Any of the following vCard tags:
PHOTOSOUNDLOGOKEY
will be either downloaded (if they're stored) as a URL, or otherwise decoded (from Base64).
Usage
Prerequisites
- Python 3 (tested on Python 3.10.4)
- LXML
Steps
- Make sure the backups files start with either
sms-orcalls-, have the.xmlextension, and are in their own directory. - Make sure the contacts files all end in
.vcfand are in their own directory
Usage
usage: backup_extractor.py [-h] [-i INPUT_DIR] [-t BACKUP_TYPE] [-o OUTPUT_DIR] [--no-images] [--no-videos] [--no-audio] [--no-pdfs]
options:
-h, --help show this help message and exit
-i INPUT_DIR, --input-dir INPUT_DIR
The directory where XML files (for calls or messages) are located
-t BACKUP_TYPE, --backup-type BACKUP_TYPE
The type of extraction.

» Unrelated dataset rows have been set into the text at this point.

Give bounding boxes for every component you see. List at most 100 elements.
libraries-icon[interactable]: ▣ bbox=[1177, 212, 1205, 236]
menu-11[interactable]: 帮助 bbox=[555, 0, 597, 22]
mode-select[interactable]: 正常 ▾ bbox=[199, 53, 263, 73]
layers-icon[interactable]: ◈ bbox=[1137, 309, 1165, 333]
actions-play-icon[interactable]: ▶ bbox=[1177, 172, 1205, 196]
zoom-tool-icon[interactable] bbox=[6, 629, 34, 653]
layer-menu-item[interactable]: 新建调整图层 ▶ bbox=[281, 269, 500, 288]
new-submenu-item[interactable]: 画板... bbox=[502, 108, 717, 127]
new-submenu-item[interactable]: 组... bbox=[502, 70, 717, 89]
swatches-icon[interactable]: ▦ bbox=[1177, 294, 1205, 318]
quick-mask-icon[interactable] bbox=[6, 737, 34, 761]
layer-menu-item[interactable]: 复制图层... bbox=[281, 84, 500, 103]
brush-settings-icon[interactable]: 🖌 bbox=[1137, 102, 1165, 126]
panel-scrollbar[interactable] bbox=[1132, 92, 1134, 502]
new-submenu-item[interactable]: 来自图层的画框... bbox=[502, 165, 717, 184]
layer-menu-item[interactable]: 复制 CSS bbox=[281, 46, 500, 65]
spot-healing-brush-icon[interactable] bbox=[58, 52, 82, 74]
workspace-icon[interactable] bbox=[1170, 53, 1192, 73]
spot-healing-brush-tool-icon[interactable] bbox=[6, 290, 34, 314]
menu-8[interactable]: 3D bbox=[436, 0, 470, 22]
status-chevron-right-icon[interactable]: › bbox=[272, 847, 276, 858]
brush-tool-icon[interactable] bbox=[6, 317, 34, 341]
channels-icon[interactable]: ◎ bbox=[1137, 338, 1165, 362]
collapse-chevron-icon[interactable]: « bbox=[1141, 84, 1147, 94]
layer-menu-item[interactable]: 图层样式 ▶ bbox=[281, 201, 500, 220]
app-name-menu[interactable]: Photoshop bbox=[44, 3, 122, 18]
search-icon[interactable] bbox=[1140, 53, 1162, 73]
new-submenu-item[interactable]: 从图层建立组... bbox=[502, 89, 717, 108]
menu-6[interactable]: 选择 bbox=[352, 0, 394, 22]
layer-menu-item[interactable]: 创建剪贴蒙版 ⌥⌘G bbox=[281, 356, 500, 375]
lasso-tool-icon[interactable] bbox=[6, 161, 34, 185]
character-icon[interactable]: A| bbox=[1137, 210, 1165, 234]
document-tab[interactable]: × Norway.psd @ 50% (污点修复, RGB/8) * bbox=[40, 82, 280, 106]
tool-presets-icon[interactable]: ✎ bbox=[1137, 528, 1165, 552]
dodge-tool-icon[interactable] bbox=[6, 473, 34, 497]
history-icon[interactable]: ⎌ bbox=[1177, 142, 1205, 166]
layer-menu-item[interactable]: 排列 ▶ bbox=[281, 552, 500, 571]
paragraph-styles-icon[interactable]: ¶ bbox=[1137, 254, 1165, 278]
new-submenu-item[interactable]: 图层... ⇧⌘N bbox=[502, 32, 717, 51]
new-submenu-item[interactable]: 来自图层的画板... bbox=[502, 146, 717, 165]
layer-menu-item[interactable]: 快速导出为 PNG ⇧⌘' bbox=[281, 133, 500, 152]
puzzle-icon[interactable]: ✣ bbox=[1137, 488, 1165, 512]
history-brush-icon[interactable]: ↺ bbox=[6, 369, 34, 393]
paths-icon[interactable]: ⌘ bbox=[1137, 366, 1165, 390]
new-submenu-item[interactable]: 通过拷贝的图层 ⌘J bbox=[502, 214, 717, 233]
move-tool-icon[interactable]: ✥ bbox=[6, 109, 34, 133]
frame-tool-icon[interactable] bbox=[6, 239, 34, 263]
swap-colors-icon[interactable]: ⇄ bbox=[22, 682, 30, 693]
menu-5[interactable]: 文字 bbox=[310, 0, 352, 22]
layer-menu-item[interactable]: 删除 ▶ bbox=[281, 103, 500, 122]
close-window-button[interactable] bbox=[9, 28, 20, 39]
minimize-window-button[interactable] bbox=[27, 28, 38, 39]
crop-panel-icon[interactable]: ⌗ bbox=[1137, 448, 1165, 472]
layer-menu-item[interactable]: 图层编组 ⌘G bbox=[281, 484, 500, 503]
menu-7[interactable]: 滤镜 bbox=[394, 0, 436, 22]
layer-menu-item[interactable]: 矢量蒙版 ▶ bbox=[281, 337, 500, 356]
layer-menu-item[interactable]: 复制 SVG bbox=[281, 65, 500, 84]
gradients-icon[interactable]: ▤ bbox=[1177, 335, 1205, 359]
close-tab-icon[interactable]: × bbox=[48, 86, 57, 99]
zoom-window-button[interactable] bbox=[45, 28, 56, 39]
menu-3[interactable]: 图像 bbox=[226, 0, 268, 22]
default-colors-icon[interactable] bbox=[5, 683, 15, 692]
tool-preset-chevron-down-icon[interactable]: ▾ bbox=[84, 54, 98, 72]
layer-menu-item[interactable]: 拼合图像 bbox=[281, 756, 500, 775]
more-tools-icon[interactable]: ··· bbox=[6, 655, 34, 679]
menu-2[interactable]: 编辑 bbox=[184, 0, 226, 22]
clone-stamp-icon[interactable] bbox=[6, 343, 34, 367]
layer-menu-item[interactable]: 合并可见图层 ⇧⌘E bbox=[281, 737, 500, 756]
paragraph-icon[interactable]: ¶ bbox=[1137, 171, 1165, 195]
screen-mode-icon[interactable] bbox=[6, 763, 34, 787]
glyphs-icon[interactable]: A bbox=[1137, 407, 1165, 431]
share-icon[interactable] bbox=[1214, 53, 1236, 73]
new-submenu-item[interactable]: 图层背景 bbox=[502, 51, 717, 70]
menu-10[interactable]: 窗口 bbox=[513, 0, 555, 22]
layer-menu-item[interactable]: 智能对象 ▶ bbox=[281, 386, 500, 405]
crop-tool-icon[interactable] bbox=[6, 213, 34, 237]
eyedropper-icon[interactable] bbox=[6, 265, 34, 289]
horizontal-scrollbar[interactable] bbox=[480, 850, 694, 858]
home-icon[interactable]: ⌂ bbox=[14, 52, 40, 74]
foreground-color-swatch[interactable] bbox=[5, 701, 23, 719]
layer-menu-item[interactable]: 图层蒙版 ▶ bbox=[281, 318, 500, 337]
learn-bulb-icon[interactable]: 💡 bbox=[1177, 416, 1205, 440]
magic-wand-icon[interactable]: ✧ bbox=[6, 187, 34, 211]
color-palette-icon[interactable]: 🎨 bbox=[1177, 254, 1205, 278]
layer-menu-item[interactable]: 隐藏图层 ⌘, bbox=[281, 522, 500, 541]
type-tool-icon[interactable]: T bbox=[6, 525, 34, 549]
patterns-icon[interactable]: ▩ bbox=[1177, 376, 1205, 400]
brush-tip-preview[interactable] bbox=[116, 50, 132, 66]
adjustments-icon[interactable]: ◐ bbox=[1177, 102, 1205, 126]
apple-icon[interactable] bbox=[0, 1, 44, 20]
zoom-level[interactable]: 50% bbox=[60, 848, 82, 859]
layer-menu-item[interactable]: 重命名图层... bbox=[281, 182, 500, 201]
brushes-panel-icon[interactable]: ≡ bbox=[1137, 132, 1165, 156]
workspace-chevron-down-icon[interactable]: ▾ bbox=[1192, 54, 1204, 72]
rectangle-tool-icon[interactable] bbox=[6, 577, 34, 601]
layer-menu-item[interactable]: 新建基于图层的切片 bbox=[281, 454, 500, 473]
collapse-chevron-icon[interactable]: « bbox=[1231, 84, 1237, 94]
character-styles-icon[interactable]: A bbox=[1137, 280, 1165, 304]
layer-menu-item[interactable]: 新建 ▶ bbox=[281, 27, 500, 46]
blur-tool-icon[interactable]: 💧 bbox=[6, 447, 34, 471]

Either 'sms' for message media files, or 'calls' to create a call log, or 'vcf' to extract media from a VCF/vCard file
-o OUTPUT_DIR, --output-dir OUTPUT_DIR
The directory where media files that are found, will be extracted to
--no-images Don't extract image files from messages
--no-videos Don't extract video files from messages
--no-audio Don't extract audio files from messages
--no-pdfs Don't extract PDF files from messages
Examples:
To extract all MMS media attachments:
backup_extractor.py -t sms -i input_dir -o output_dir
To extract only Video files:
backup_extractor.py -t sms -i input_dir -o output_dir --no-images --no-audio --no-pdfs
To extract a de-duplicated call log:
backup_extractor.py -t calls -i input_dir -o output_dir
To extract VCF/vCard media:
backup_extractor.py -t vcf -i input_dir -o output_dir
Output info
-
For extracting media from SMS backups only: if the metadata of the MMS message included a filename, then that will be used for the output, otherwise a random 10-letter filename will be created. At the end, duplicates and empty files will be removed.
-
For creating call log, a file named
call_log.csvwill be created, that looks like:
Call Date (timestamp),Call date,Call type,Caller name,Caller #,Call duration (s),Call duration,Call Id #
1451965221740,"Jan 4, 2016 7:40:21 PM",Incoming,Dad,+18183457890,65,"1 minute, 5 seconds",0
1452020364934,"Jan 5, 2016 10:59:24 AM",Missed,(Unknown),+11234560987,N/A,N/A,1
1452107940226,"Jan 6, 2016 11:19:00 AM",Incoming,Michael Jordan,+11234567890,194,"3 minutes, 14 seconds",2
- For extracting images from vCard files only: the user's name will be stored in the filename. If no name is present then a random 10-letter filename will be used.
Limitations
-
The image portions of the backup don't contain date information associated with them, so it's impossible to determine when an image was created
-
EXIF data is lost when restoring images
The backups I had only contained image data, not audio or videos. I don't know if that's because there were no video sent, or because the app didn't backup messages with audio or videos in them
Future Roadmap
- [ ] Refactoring of the vCard/VCF parser
- [ ] Add the ability to convert export messages to a CSV file
Contributing
I haven't used this backup application since 2016, so its possible some of the schema might've changed. If you encounter an issue please include the date your backup was generated.